La familia de Emily ha iniciado una campaña para cubrir los gastos funerarios y apoyar a sus hijos huérfanos.
Por: Staff / La Voz
La comunidad de Big River se encuentra sumida en el luto tras confirmarse el fallecimiento de Emily Panuco, una joven madre de 26 años originaria de Parker, Arizona, quien murió en un acto de heroísmo puro al proteger a su pequeño hijo de cinco años. Los hechos ocurrieron el pasado 27 de febrero, pero los detalles revelados este miércoles por el Departamento del Sheriff del Río Colorado han estremecido a la opinión pública por la brutalidad del incidente y la valentía demostrada por la víctima, quien se interpuso ante el ataque de tres perros adultos para asegurar la supervivencia de su niño.

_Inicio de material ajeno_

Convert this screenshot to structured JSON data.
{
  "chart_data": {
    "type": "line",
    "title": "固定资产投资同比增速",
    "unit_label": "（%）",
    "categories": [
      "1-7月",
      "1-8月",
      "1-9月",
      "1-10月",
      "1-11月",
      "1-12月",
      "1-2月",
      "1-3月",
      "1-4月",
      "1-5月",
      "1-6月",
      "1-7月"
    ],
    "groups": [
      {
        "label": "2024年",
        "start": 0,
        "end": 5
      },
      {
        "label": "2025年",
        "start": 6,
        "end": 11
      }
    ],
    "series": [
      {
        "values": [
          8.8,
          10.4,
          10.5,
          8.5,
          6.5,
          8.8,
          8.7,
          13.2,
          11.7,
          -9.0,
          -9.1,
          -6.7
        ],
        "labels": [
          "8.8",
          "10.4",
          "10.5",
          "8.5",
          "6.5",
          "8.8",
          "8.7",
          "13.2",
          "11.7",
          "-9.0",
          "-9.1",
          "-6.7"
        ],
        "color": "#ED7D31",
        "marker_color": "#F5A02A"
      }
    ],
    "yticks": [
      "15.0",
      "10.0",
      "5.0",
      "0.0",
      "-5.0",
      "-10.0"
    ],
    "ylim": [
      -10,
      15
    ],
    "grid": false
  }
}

Emily se encontraba de visita en la casa de su madre, ubicada en la cuadra 6700 de Wingfoot Court, cuando se desencadenó la tragedia. De acuerdo con las investigaciones preliminares, el menor se sintió atraído por la curiosidad y se acercó a una caja de cartón situada cerca de la entrada principal, la cual albergaba a una camada de cachorros de apenas una semana de nacidos. Este movimiento activó un instinto defensivo extremo en los tres canes adultos que se encontraban en la vivienda, incluida la madre de los cachorros, quienes interpretaron la cercanía del niño como una amenaza inminente hacia sus crías y se abalanzaron sobre él con una violencia impredecible.

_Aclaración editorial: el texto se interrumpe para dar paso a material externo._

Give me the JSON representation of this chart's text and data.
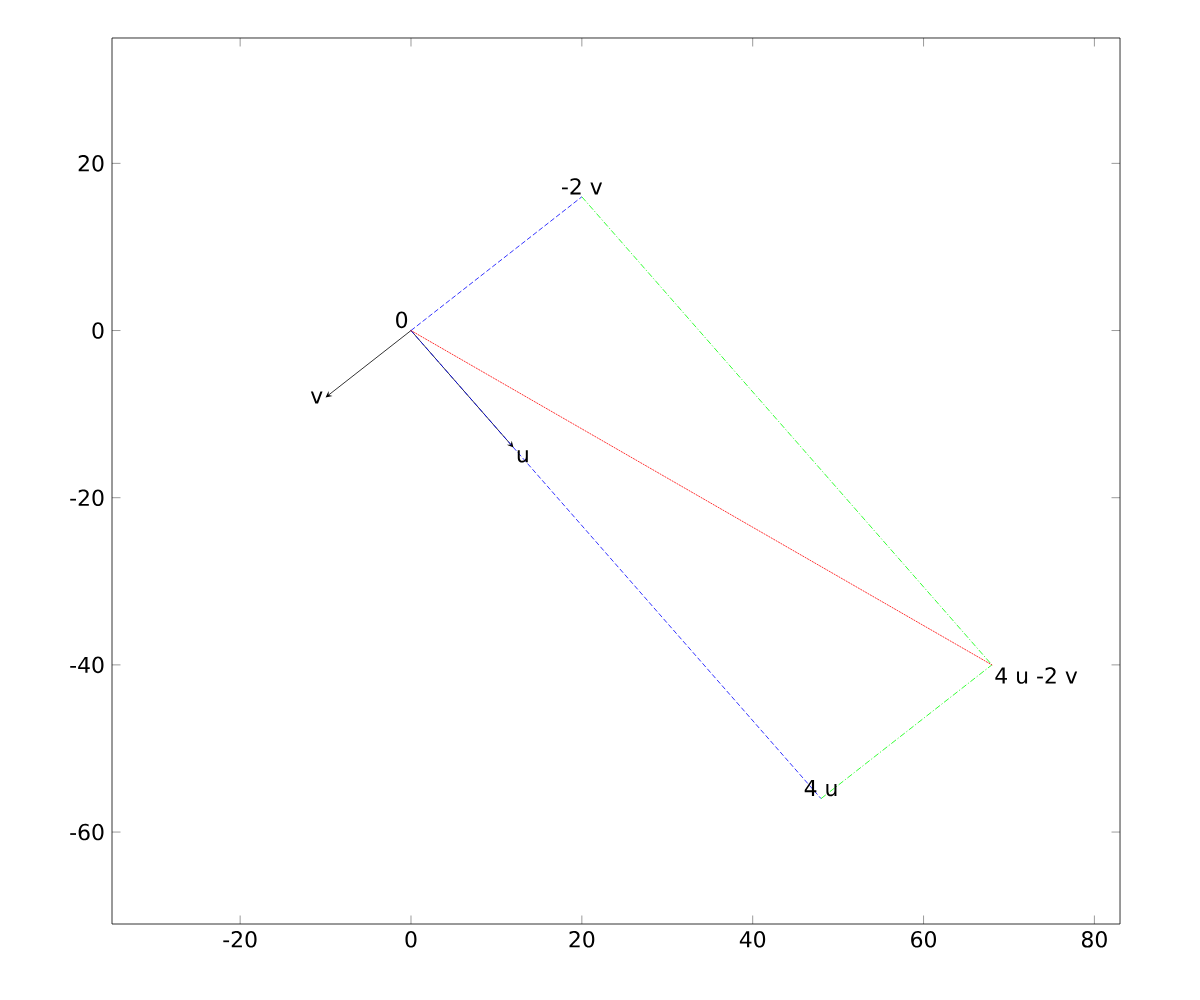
{
  "chart_data": {
    "type": "line",
    "series": [
      {
        "x": [
          0,
          -10
        ],
        "values": [
          0,
          -8
        ],
        "color": "#000000",
        "line_style": "solid"
      },
      {
        "x": [
          0,
          12
        ],
        "values": [
          0,
          -14
        ],
        "color": "#000000",
        "line_style": "solid"
      },
      {
        "x": [
          0,
          20
        ],
        "values": [
          0,
          16
        ],
        "color": "#0000ff",
        "line_style": "dashed"
      },
      {
        "x": [
          0,
          48
        ],
        "values": [
          0,
          -56
        ],
        "color": "#0000ff",
        "line_style": "dashed"
      },
      {
        "x": [
          20,
          68
        ],
        "values": [
          16,
          -40
        ],
        "color": "#00ff00",
        "line_style": "dashdot"
      },
      {
        "x": [
          48,
          68
        ],
        "values": [
          -56,
          -40
        ],
        "color": "#00ff00",
        "line_style": "dashdot"
      },
      {
        "x": [
          0,
          68
        ],
        "values": [
          0,
          -40
        ],
        "color": "#ff0000",
        "line_style": "dotted"
      }
    ],
    "annotations": [
      {
        "text": "0",
        "x": 0,
        "y": 0
      },
      {
        "text": "v",
        "x": -10,
        "y": -8
      },
      {
        "text": "u",
        "x": 12,
        "y": -14
      },
      {
        "text": "-2 v",
        "x": 20,
        "y": 16
      },
      {
        "text": "4 u",
        "x": 48,
        "y": -56
      },
      {
        "text": "4 u -2 v",
        "x": 68,
        "y": -40
      }
    ],
    "xlim": [
      -35,
      83
    ],
    "ylim": [
      -71,
      35
    ],
    "xticks": [
      -20,
      0,
      20,
      40,
      60,
      80
    ],
    "yticks": [
      -60,
      -40,
      -20,
      0,
      20
    ]
  }
}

Al percatarse de que los animales se lanzaban contra su hijo, Emily Panuco intervino de forma inmediata. En un intento desesperado por apartar a los perros y cubrir el cuerpo del menor con el suyo, la joven recibió la mayor parte de la agresión. Los paramédicos que respondieron al llamado de emergencia confirmaron que las múltiples mordeduras sufridas por la madre resultaron fatales, perdiendo la vida en el lugar de los hechos debido a la gravedad de las lesiones. Por su parte, el niño de cinco años fue trasladado de urgencia a un hospital cercano con al menos dos heridas de mordedura importantes, donde los médicos lograron estabilizarlo y lo reportan actualmente fuera de peligro.
Tras el ataque, los tres perros involucrados fueron puestos bajo custodia de las autoridades de control animal y, siguiendo los protocolos de seguridad establecidos para casos de agresiones mortales, fueron sacrificados. Expertos en comportamiento animal han señalado que la presencia de cachorros recién nacidos intensifica drásticamente el instinto territorial y protector de los perros, lo que puede derivar en reacciones feroces ante cualquier estímulo que consideren riesgoso para la camada.

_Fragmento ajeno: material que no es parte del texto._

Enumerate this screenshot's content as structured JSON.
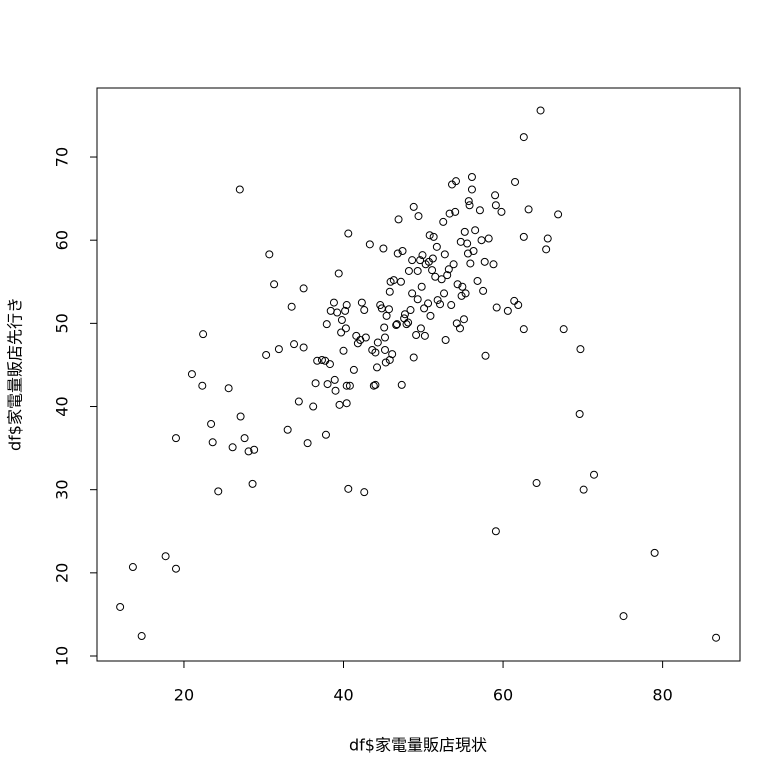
{
  "chart_data": {
    "type": "scatter",
    "x_label": "df$家電量販店現状",
    "y_label": "df$家電量販店先行き",
    "xlim": [
      9.1,
      89.7
    ],
    "ylim": [
      9.4,
      78.3
    ],
    "xticks": [
      20,
      40,
      60,
      80
    ],
    "yticks": [
      10,
      20,
      30,
      40,
      50,
      60,
      70
    ],
    "color": "#000000",
    "x": [
      12.0,
      13.6,
      14.7,
      17.7,
      19.0,
      19.0,
      21.0,
      22.3,
      22.4,
      23.4,
      23.6,
      24.3,
      25.6,
      26.1,
      27.0,
      27.1,
      27.6,
      28.1,
      28.8,
      28.6,
      30.3,
      30.7,
      31.3,
      31.9,
      33.0,
      33.5,
      33.8,
      34.4,
      35.0,
      35.0,
      35.5,
      36.2,
      36.5,
      36.7,
      37.3,
      37.7,
      37.8,
      37.9,
      38.0,
      38.3,
      38.4,
      38.8,
      38.9,
      39.0,
      39.2,
      39.4,
      39.5,
      39.7,
      39.8,
      40.0,
      40.2,
      40.3,
      40.4,
      40.4,
      40.4,
      40.6,
      40.6,
      40.8,
      41.3,
      41.6,
      41.8,
      42.1,
      42.3,
      42.6,
      42.6,
      42.8,
      43.3,
      43.6,
      43.8,
      44.0,
      44.0,
      44.2,
      44.3,
      44.6,
      44.8,
      45.0,
      45.1,
      45.2,
      45.2,
      45.3,
      45.4,
      45.7,
      45.8,
      45.8,
      45.9,
      46.1,
      46.3,
      46.6,
      46.7,
      46.8,
      46.9,
      47.2,
      47.3,
      47.4,
      47.6,
      47.7,
      47.9,
      48.1,
      48.2,
      48.4,
      48.6,
      48.6,
      48.8,
      48.8,
      49.1,
      49.3,
      49.3,
      49.4,
      49.6,
      49.7,
      49.8,
      49.9,
      50.1,
      50.2,
      50.3,
      50.6,
      50.7,
      50.8,
      50.9,
      51.1,
      51.2,
      51.3,
      51.5,
      51.7,
      51.8,
      52.1,
      52.3,
      52.5,
      52.6,
      52.7,
      52.8,
      53.0,
      53.2,
      53.3,
      53.5,
      53.6,
      53.8,
      54.0,
      54.1,
      54.2,
      54.3,
      54.6,
      54.7,
      54.8,
      54.9,
      55.1,
      55.2,
      55.3,
      55.5,
      55.6,
      55.7,
      55.8,
      55.9,
      56.1,
      56.1,
      56.3,
      56.5,
      56.8,
      57.1,
      57.3,
      57.5,
      57.7,
      57.8,
      58.2,
      58.8,
      59.0,
      59.1,
      59.2,
      59.1,
      59.8,
      60.6,
      61.4,
      61.5,
      61.9,
      62.6,
      62.6,
      62.6,
      63.2,
      64.2,
      64.7,
      65.4,
      65.6,
      66.9,
      67.6,
      69.7,
      69.6,
      70.1,
      71.4,
      75.1,
      79.0,
      86.7
    ],
    "y": [
      15.9,
      20.7,
      12.4,
      22.0,
      20.5,
      36.2,
      43.9,
      42.5,
      48.7,
      37.9,
      35.7,
      29.8,
      42.2,
      35.1,
      66.1,
      38.8,
      36.2,
      34.6,
      34.8,
      30.7,
      46.2,
      58.3,
      54.7,
      46.9,
      37.2,
      52.0,
      47.5,
      40.6,
      47.1,
      54.2,
      35.6,
      40.0,
      42.8,
      45.5,
      45.6,
      45.5,
      36.6,
      49.9,
      42.7,
      45.1,
      51.5,
      52.5,
      43.2,
      41.9,
      51.3,
      56.0,
      40.2,
      48.9,
      50.4,
      46.7,
      51.5,
      49.4,
      42.5,
      52.2,
      40.4,
      60.8,
      30.1,
      42.5,
      44.4,
      48.5,
      47.6,
      48.0,
      52.5,
      29.7,
      51.6,
      48.3,
      59.5,
      46.8,
      42.5,
      42.6,
      46.5,
      44.7,
      47.7,
      52.2,
      51.8,
      59.0,
      49.5,
      48.3,
      46.8,
      45.3,
      50.9,
      51.7,
      53.8,
      45.6,
      55.0,
      46.3,
      55.2,
      49.8,
      49.9,
      58.4,
      62.5,
      55.0,
      42.6,
      58.7,
      50.6,
      51.1,
      49.9,
      50.1,
      56.3,
      51.6,
      53.6,
      57.6,
      45.9,
      64.0,
      48.6,
      56.3,
      52.9,
      62.9,
      57.6,
      49.4,
      54.4,
      58.2,
      51.8,
      48.5,
      57.1,
      52.4,
      57.4,
      60.6,
      50.9,
      56.4,
      57.8,
      60.4,
      55.6,
      59.2,
      52.8,
      52.3,
      55.3,
      62.2,
      53.6,
      58.3,
      48.0,
      55.8,
      56.5,
      63.2,
      52.2,
      66.7,
      57.1,
      63.4,
      67.1,
      50.0,
      54.7,
      49.4,
      59.8,
      53.3,
      54.4,
      50.5,
      61.0,
      53.6,
      59.6,
      58.4,
      64.7,
      64.2,
      57.2,
      66.1,
      67.6,
      58.7,
      61.2,
      55.1,
      63.6,
      60.0,
      53.9,
      57.4,
      46.1,
      60.2,
      57.1,
      65.4,
      64.2,
      51.9,
      25.0,
      63.4,
      51.5,
      52.7,
      67.0,
      52.2,
      60.4,
      49.3,
      72.4,
      63.7,
      30.8,
      75.6,
      58.9,
      60.2,
      63.1,
      49.3,
      46.9,
      39.1,
      30.0,
      31.8,
      14.8,
      22.4,
      12.2
    ]
  }
}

Mientras las autoridades continúan investigando si existían antecedentes de agresividad en los animales o irregularidades en su cuidado dentro de la propiedad, la familia de Emily ha iniciado una campaña de recaudación de fondos para cubrir los gastos funerarios y brindar apoyo económico a sus hijos huérfanos. El nombre de Emily Panuco queda ahora grabado como el de una madre que no dudó en enfrentar lo peor para garantizar que su hijo tuviera una oportunidad de vivir, dejando un vacío irreparable pero un legado de amor incondicional.